Abstract

A 96-year-old man asked me, “well now, what questions do you have for me?” The home hospice attending and I were sitting on mismatched chairs next to his wife and daughter. This man had welcomed us into his “home” at a long-term care facility for recertification of his hospice eligibility which was filled with family pictures, art, and memorabilia collected over nearly a century. I had recently started my hospice and palliative care medicine fellowship as the sole pediatrics-track fellow at a large, midwestern academic center and it was my responsibility to determine whether this man would live another six months, assuming the underlying disease ran its predicted course. But I was dutifully unprepared to make this decision—I am a pediatrician. To be clear, the last time I cared for an adult patient was over 7 years ago in medical school. I found myself feeling anticipatory fear simply thinking about holding a conversation about dying… with the person who is actually dying. I awkwardly giggled and said, “no, but thank you for allowing me into your home.” Now have the best last few days/weeks/months of your life?
The more adult patients I saw, the more I felt myself reflecting on lives beautifully lived but also lives tragically misused. I found myself forecasting my own mortality—what are my wishes? Who will be at my bedside? What will it feel like? I kept imagining the scene at the end of The Notebook when Allie and Noah are lying in bed together, hand in hand, requited lovers through all of life’s challenges. Although fictional, they knew what they wanted;they lived enough life to choose their own deaths. I think about what my story will look like despite a third of it already having been written.
As a trainee in pediatric palliative care medicine, the question I am most often asked is, “how do you deal with dying children?” I knew this fellowship would be hard but I expected my background in pediatric critical care to humble the difficult days. Our palliative care team’s consult list rarely dropped below 75 patients and our responsibilities extended in many different directions including building rapport, leading difficult conversations, advising on symptom management, neutralizing complex decision-making, organizing the withdrawal of life-sustaining technology with a focus on comfort-focused care, and facilitating hospice services.

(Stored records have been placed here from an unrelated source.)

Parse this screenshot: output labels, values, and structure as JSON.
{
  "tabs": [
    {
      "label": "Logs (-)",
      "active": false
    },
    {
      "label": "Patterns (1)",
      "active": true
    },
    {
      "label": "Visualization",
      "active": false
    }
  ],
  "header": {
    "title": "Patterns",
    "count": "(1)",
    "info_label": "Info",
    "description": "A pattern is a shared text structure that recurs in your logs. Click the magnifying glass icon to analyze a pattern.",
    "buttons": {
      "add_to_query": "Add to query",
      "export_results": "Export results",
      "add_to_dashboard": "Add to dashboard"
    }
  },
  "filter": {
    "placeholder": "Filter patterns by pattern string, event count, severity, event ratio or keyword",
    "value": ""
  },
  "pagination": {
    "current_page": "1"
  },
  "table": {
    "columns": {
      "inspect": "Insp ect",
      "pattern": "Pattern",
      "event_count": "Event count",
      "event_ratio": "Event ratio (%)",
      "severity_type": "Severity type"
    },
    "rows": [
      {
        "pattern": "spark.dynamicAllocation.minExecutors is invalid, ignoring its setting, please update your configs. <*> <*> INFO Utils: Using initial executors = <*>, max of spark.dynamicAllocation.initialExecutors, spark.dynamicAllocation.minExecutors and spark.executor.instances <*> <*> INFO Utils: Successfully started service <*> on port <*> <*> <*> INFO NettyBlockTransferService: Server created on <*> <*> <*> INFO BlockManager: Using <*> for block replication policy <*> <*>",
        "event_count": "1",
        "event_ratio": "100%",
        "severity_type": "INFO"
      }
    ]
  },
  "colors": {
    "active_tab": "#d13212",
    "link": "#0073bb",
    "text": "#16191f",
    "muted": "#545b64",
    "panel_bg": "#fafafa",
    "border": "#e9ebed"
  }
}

My answer to this question typically dismissed the implied undertones suggesting that my career is challenging, exhausting, and depressing. Sure, these emotions come in brief waves but overall, it’s empowering. I chose medicine to connect to other humans; I chose pediatrics to impact the lives of children; and I chose palliative care to optimize a child’s quality of life. Unbeknownst to most, we are fortunate to longitudinally follow patients for weeks, months, and even years. In comparison to our adult colleagues who may meet a patient for hours or days, our patients with complex chronic conditions and life-limiting diagnoses have prolonged survival with the assistance of medical technology. In addition to holding hope, many families have time to grieve from the time of diagnosis to the time of death. Some may say this is a gift while others, a burden. Although never prepared for death, families repeatedly seek comfort in having control over when, where, and how their child dies. Regularly, there is a plan: emotional goodbyes, cuddles in too-big-of a bed, and skillful supportive measures to mitigate suffering. The responsibility of managing a child’s end-of-life on a daily basis does not evade me but, quite often, offers peace aligning with a family to orchestrate a comfortable death.

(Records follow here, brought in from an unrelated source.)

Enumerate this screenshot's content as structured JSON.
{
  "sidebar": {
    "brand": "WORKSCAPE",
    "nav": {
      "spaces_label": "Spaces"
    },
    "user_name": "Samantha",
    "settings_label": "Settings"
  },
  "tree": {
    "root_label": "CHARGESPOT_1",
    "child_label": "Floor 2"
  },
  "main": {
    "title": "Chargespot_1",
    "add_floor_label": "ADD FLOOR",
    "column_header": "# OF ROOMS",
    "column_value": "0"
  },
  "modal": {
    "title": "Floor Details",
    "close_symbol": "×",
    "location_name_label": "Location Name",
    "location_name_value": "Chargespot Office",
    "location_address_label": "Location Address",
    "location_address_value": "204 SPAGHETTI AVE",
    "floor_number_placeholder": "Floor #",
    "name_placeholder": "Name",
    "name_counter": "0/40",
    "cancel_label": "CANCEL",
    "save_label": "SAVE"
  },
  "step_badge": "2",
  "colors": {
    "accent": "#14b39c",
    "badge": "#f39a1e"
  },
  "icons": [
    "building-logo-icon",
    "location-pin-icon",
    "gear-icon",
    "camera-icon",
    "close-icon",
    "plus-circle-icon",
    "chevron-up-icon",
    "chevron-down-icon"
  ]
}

Given our role in patient care, it’s not uncommon for folks to believe that palliative care physicians are experts in death but in fact, we are experts in living. I often tell families that have children with life-limiting diagnoses that I cannot imagine going through their experience. Simply put, the choices offered to families and the decisions they make can be impossible: a painful procedure with the possibility of life-prolongation but also a significant risk of death in the operating room; or, a planned weaning of medical technology leading to inevitable death and with a focus on aggressive symptom management to prioritize the relief of pain and suffering. Unlike adults who can rationalize, reason, and make the best decision for themselves in the setting of their own hopes, children are often unable to verbalize their pain, their suffering, and their wishes. It is my responsibility to advocate what may be in the best interest of the child.

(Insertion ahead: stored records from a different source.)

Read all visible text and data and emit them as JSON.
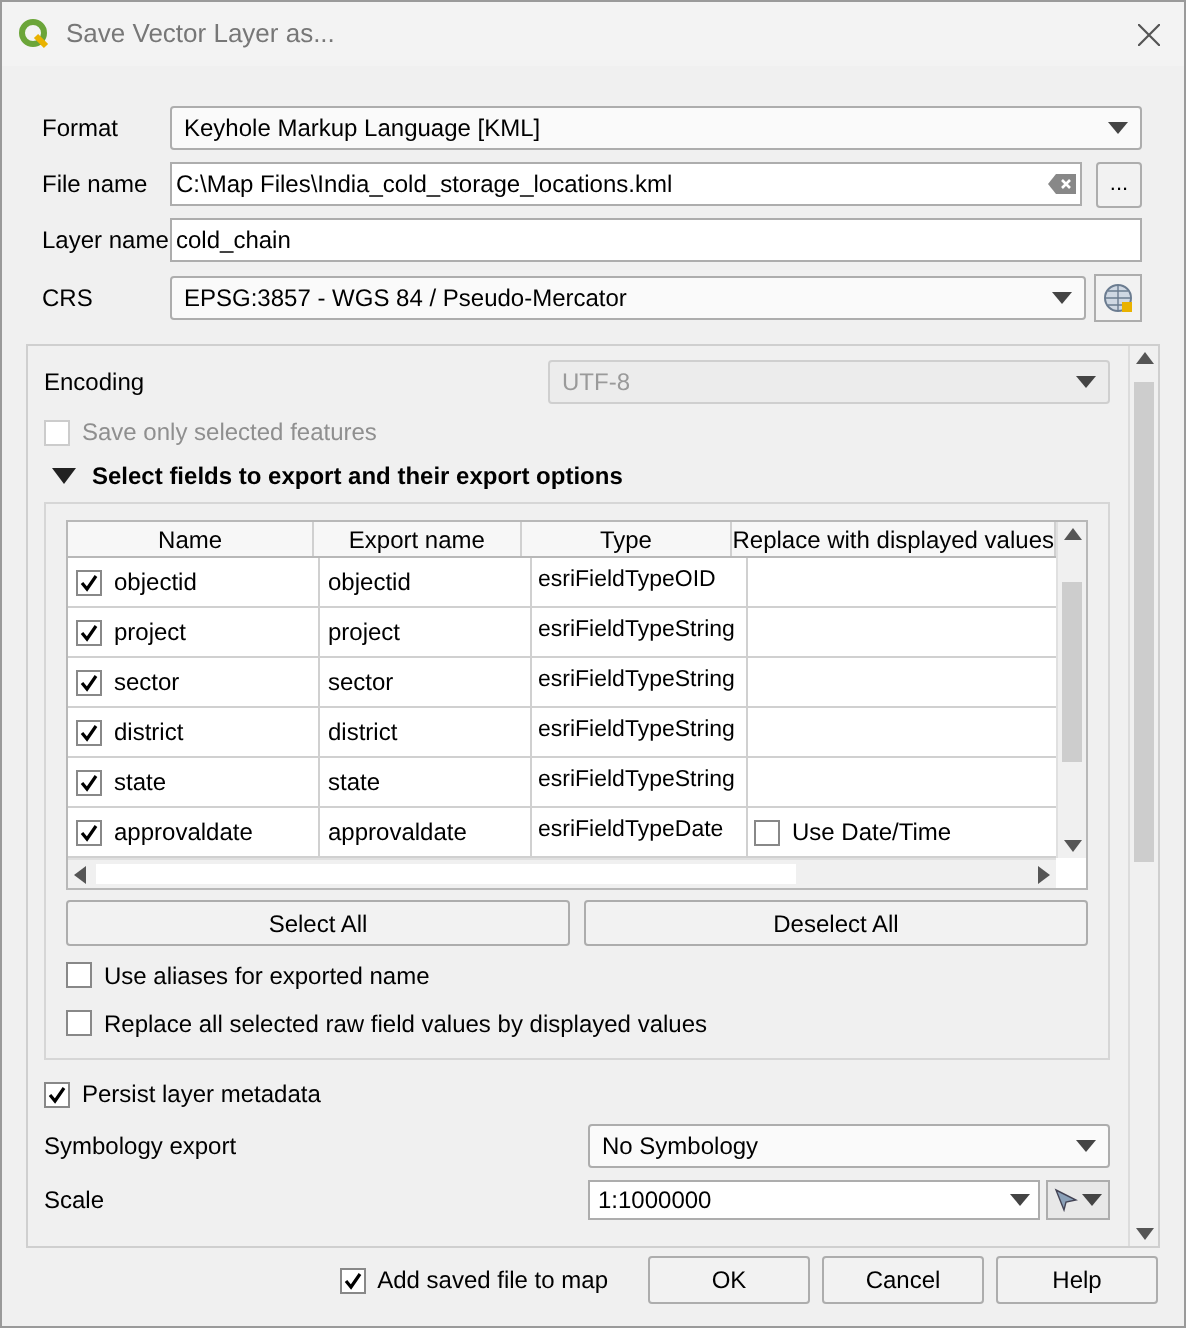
{
  "window": {
    "title": "Save Vector Layer as..."
  },
  "form": {
    "format": {
      "label": "Format",
      "value": "Keyhole Markup Language [KML]"
    },
    "file_name": {
      "label": "File name",
      "value": "C:\\Map Files\\India_cold_storage_locations.kml",
      "browse": "..."
    },
    "layer_name": {
      "label": "Layer name",
      "value": "cold_chain"
    },
    "crs": {
      "label": "CRS",
      "value": "EPSG:3857 - WGS 84 / Pseudo-Mercator"
    }
  },
  "options": {
    "encoding": {
      "label": "Encoding",
      "value": "UTF-8",
      "disabled": true
    },
    "save_selected": {
      "label": "Save only selected features",
      "checked": false,
      "disabled": true
    },
    "fields_group": {
      "title": "Select fields to export and their export options",
      "expanded": true,
      "columns": [
        "Name",
        "Export name",
        "Type",
        "Replace with displayed values"
      ],
      "rows": [
        {
          "name": "objectid",
          "checked": true,
          "export_name": "objectid",
          "type": "esriFieldTypeOID"
        },
        {
          "name": "project",
          "checked": true,
          "export_name": "project",
          "type": "esriFieldTypeString"
        },
        {
          "name": "sector",
          "checked": true,
          "export_name": "sector",
          "type": "esriFieldTypeString"
        },
        {
          "name": "district",
          "checked": true,
          "export_name": "district",
          "type": "esriFieldTypeString"
        },
        {
          "name": "state",
          "checked": true,
          "export_name": "state",
          "type": "esriFieldTypeString"
        },
        {
          "name": "approvaldate",
          "checked": true,
          "export_name": "approvaldate",
          "type": "esriFieldTypeDate",
          "replace": {
            "label": "Use Date/Time",
            "checked": false
          }
        }
      ],
      "buttons": [
        "Select All",
        "Deselect All"
      ],
      "checkboxes": [
        {
          "label": "Use aliases for exported name",
          "checked": false
        },
        {
          "label": "Replace all selected raw field values by displayed values",
          "checked": false
        }
      ]
    },
    "persist_metadata": {
      "label": "Persist layer metadata",
      "checked": true
    },
    "symbology": {
      "label": "Symbology export",
      "value": "No Symbology"
    },
    "scale": {
      "label": "Scale",
      "value": "1:1000000"
    }
  },
  "footer": {
    "add_to_map": {
      "label": "Add saved file to map",
      "checked": true
    },
    "buttons": [
      "OK",
      "Cancel",
      "Help"
    ]
  }
}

My 96-year-old hospice patient had a prognosis of less than six months to live. He is not blind to his age, his diagnoses, and his temporal end. But I realized after our encounter that I made a mistake. When he asked me if I had any questions I should have asked him, “what are your hopes and fears?,” “what is a meaningful death to you?,” and “what do you wish to be your legacy?” But truthfully, I was too scared. I was too scared to ask these questions to myself and, in reciprocation, confront my own mortality.
Adult patients taught me how to live and pediatric patients, most of the time through the loving decisions of their parents, taught me how to die. I learned that death brings focus to the people, objects, and experiences we value the most. Each patient I have cared for has made me re-evaluate and organize my priorities for how to live my best, most fulfilling life.